Visitors to Amazon's UK website yesterday were confronted not by the usual gaudy array of book covers, but by a simple letter from its founder, Jeff Bezos. He outlined his belief in the "transformative power of reading", before announcing the launch in the UK of the Kindle, an e-reading device that has been Amazon's best-selling product in the US for two years, and has transformed its book market: digital books outsell hardbacks on Amazon's US store by nearly 3 to 2.
The British book industry is braced to see if our hitherto small appetite for digital books will be similarly whetted, and perhaps change forever the way we read .
The only other e-reading devices to gain much recognition in the UK have been produced by Sony, with the book titles themselves sold by Waterstone's. But consumer sales in 2009 were just £5m – less than 1 per cent of the market – and a KPMG survey in October revealed that only 4 per cent of respondents had recently read a digital book. The most frequently voiced objection to e-readers has been: "Why would I need one?" It appears we still have an emotional attachment to the traditional book format.
The recent launch of the iPad and its related iBookstore was heralded as a moment where we might finally lose our e-book inhibitions. But the cost, size and weight of Apple's tablet computer have all been cited as reasons why displaying books is not necessarily its forte. The new Kindle, by contrast, is just 247g – lighter than an average paperback – and is thinner than a newspaper. It costs £109 for the bottom-end model – the iPad is £429. It has a surprisingly long battery life of one month, and a high-contrast screen whose anti-glare properties make it look more like a pristine sheet of card.
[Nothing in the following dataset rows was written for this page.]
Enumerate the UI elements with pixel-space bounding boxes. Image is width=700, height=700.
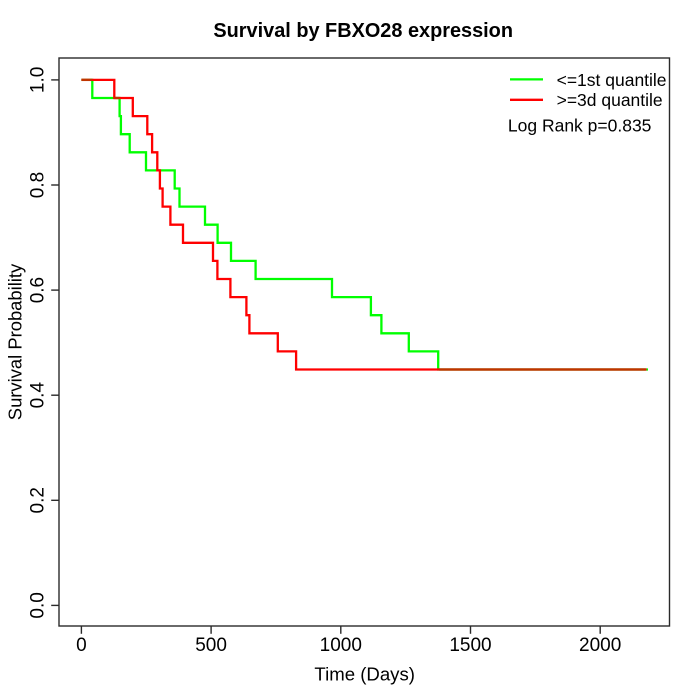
svg-text:1000: 1000 bbox=[320, 635, 362, 656]
svg-text:0.0: 0.0 bbox=[28, 592, 49, 618]
svg-text:<=1st quantile: <=1st quantile bbox=[557, 70, 667, 90]
svg-text:Survival Probability: Survival Probability bbox=[5, 263, 26, 420]
svg-text:0.2: 0.2 bbox=[28, 487, 49, 513]
svg-text:0.6: 0.6 bbox=[28, 277, 49, 303]
svg-text:1500: 1500 bbox=[449, 635, 491, 656]
svg-text:0.4: 0.4 bbox=[28, 382, 49, 409]
svg-text:500: 500 bbox=[195, 635, 227, 656]
svg-text:0.8: 0.8 bbox=[28, 172, 49, 198]
svg-text:1.0: 1.0 bbox=[28, 67, 49, 93]
svg-text:2000: 2000 bbox=[579, 635, 621, 656]
svg-text:Time (Days): Time (Days) bbox=[314, 664, 415, 685]
svg-text:0: 0 bbox=[76, 635, 87, 656]
svg-text:Survival by FBXO28 expression: Survival by FBXO28 expression bbox=[213, 20, 513, 42]
svg-text:>=3d quantile: >=3d quantile bbox=[557, 90, 663, 110]
svg-text:Log Rank p=0.835: Log Rank p=0.835 bbox=[508, 115, 652, 135]
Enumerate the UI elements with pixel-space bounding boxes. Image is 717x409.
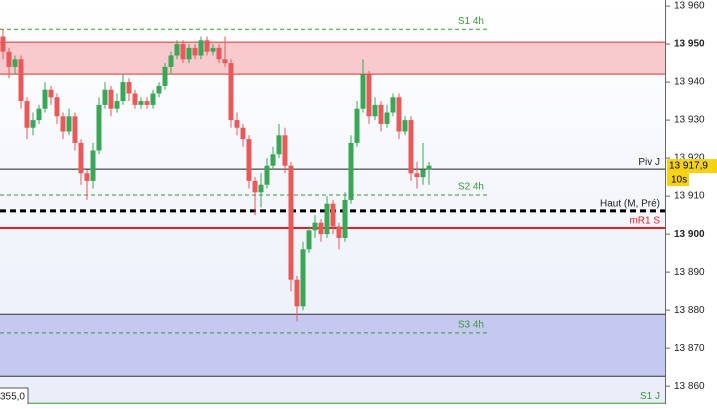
candle-body: [156, 85, 162, 94]
cursor-label: 355,0: [0, 392, 25, 403]
candle-body: [198, 40, 204, 56]
candle-body: [210, 47, 216, 52]
candle-body: [12, 59, 18, 67]
y-tick-label: 13 910: [674, 191, 705, 202]
axis-background: [665, 0, 717, 404]
candle-body: [0, 36, 6, 52]
candle-body: [228, 63, 234, 121]
candle-body: [396, 97, 402, 132]
y-tick-label: 13 860: [674, 381, 705, 392]
candle-body: [180, 44, 186, 60]
candle-body: [408, 120, 414, 174]
candle-body: [150, 93, 156, 105]
level-label: S1 J: [640, 391, 660, 402]
y-tick-label: 13 920: [674, 153, 705, 164]
candle-body: [288, 165, 294, 280]
candle-body: [114, 101, 120, 109]
level-label: S2 4h: [458, 182, 484, 193]
candle-body: [354, 108, 360, 143]
price-label: 13 917,9: [669, 161, 708, 172]
candle-body: [240, 127, 246, 140]
candle-body: [282, 135, 288, 166]
y-tick-label: 13 880: [674, 305, 705, 316]
level-label: S1 4h: [458, 16, 484, 27]
candle-body: [390, 97, 396, 113]
candle-body: [420, 169, 426, 178]
y-tick-label: 13 960: [674, 1, 705, 12]
candle-body: [138, 101, 144, 105]
candle-body: [414, 173, 420, 178]
candle-body: [372, 104, 378, 117]
candle-body: [246, 139, 252, 181]
candle-body: [360, 74, 366, 109]
candle-body: [168, 55, 174, 67]
candle-body: [378, 104, 384, 124]
candle-body: [294, 279, 300, 307]
candle-body: [222, 59, 228, 64]
candle-body: [402, 120, 408, 132]
candle-body: [132, 93, 138, 105]
candle-body: [48, 89, 54, 98]
candle-body: [72, 116, 78, 143]
level-label: Piv J: [638, 157, 660, 168]
y-tick-label: 13 890: [674, 267, 705, 278]
candle-body: [108, 89, 114, 109]
zone: [0, 314, 665, 377]
candle-body: [342, 199, 348, 238]
candle-body: [384, 112, 390, 124]
candle-body: [24, 101, 30, 128]
candle-body: [162, 66, 168, 86]
candle-body: [96, 104, 102, 151]
candle-body: [336, 226, 342, 238]
candle-body: [36, 108, 42, 121]
candle-body: [234, 120, 240, 128]
y-tick-label: 13 900: [674, 229, 705, 240]
candle-body: [186, 47, 192, 60]
y-tick-label: 13 870: [674, 343, 705, 354]
candle-body: [312, 222, 318, 231]
candle-body: [324, 203, 330, 235]
candle-body: [318, 222, 324, 235]
price-box: [667, 159, 717, 174]
candle-body: [276, 135, 282, 155]
timer-box: [667, 173, 689, 187]
candle-body: [306, 230, 312, 250]
level-label: Haut (M, Pré): [600, 199, 660, 210]
candle-body: [144, 101, 150, 105]
candle-body: [348, 142, 354, 200]
candle-body: [264, 165, 270, 185]
level-label: S3 4h: [458, 320, 484, 331]
candle-body: [126, 82, 132, 94]
candle-body: [174, 44, 180, 56]
candle-body: [18, 59, 24, 102]
candle-body: [54, 97, 60, 117]
y-tick-label: 13 930: [674, 115, 705, 126]
candle-body: [78, 142, 84, 174]
y-tick-label: 13 940: [674, 77, 705, 88]
level-label: mR1 S: [629, 216, 660, 227]
candle-body: [42, 89, 48, 109]
candle-body: [102, 89, 108, 105]
candle-body: [30, 120, 36, 128]
candle-body: [60, 116, 66, 132]
y-tick-label: 13 950: [674, 39, 705, 50]
candle-body: [426, 165, 432, 170]
candle-body: [270, 154, 276, 166]
candle-body: [84, 173, 90, 181]
candle-body: [66, 116, 72, 132]
candle-body: [204, 40, 210, 52]
candle-body: [252, 180, 258, 193]
candle-body: [330, 203, 336, 227]
timer-label: 10s: [671, 175, 687, 186]
zone: [0, 42, 665, 75]
candle-body: [192, 47, 198, 56]
candle-body: [120, 82, 126, 102]
candle-body: [366, 74, 372, 117]
candle-body: [216, 47, 222, 60]
candle-body: [258, 184, 264, 193]
candle-body: [300, 249, 306, 307]
candle-body: [90, 150, 96, 181]
candle-body: [6, 51, 12, 67]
So, what's the catch? In an era when most gadgets are almost absurdly multi-functional, the Kindle is unusual is that it enables us to do only one thing: read text in black and white.
The iPad's launch caused much debate over whether electronic versions of books, magazines and newspapers would henceforth have to incorporate audio and video to add value and take advantage of new technology. But Amazon seems to see all this as a distraction. The simpler Kindle allows us instead to "become lost in the author's words".
The device will have access to a store featuring 400,000 books, along with 1 million additional titles available for free, and subscriptions to newspaper titles from across the globe, including The Independent. The thing that makes it a potentially game-changing device, according to the publishing commentator James Bridle, is the ease with which it is possible to get hold of all this material. "This way of downloading books directly to an e-reading device via WiFi or a 3G mobile network just hasn't been available over here," he says. "It removes all the barriers between the idea of buying a book and actually getting hold of it, exactly the way that Apple have succeeded in selling us music."
Whether this marks a reversal in the decline of the book industry is another question. Technology firms clearly see Amazon's move as a reason to push ahead with their own e-reading plans (both Microsoft and Sharp have thrown their hats in the ring in recent weeks). But while all these devices undoubtedly encourage purchases of the written word, these words tend to be priced very cheaply.
"Amazon are not particularly great friends with publishers," says Mr Bridle. "They've been pushing for higher discounts for years, and they're getting them, particularly with the Kindle store. The e-book pricing war hasn't been resolved, but it's unlikely to end happily for publishers."
The book-loving customer will, however, be spoilt rotten come the arrival of the gadget on 27 August. Exactly as Jeff Bezos hoped they would be.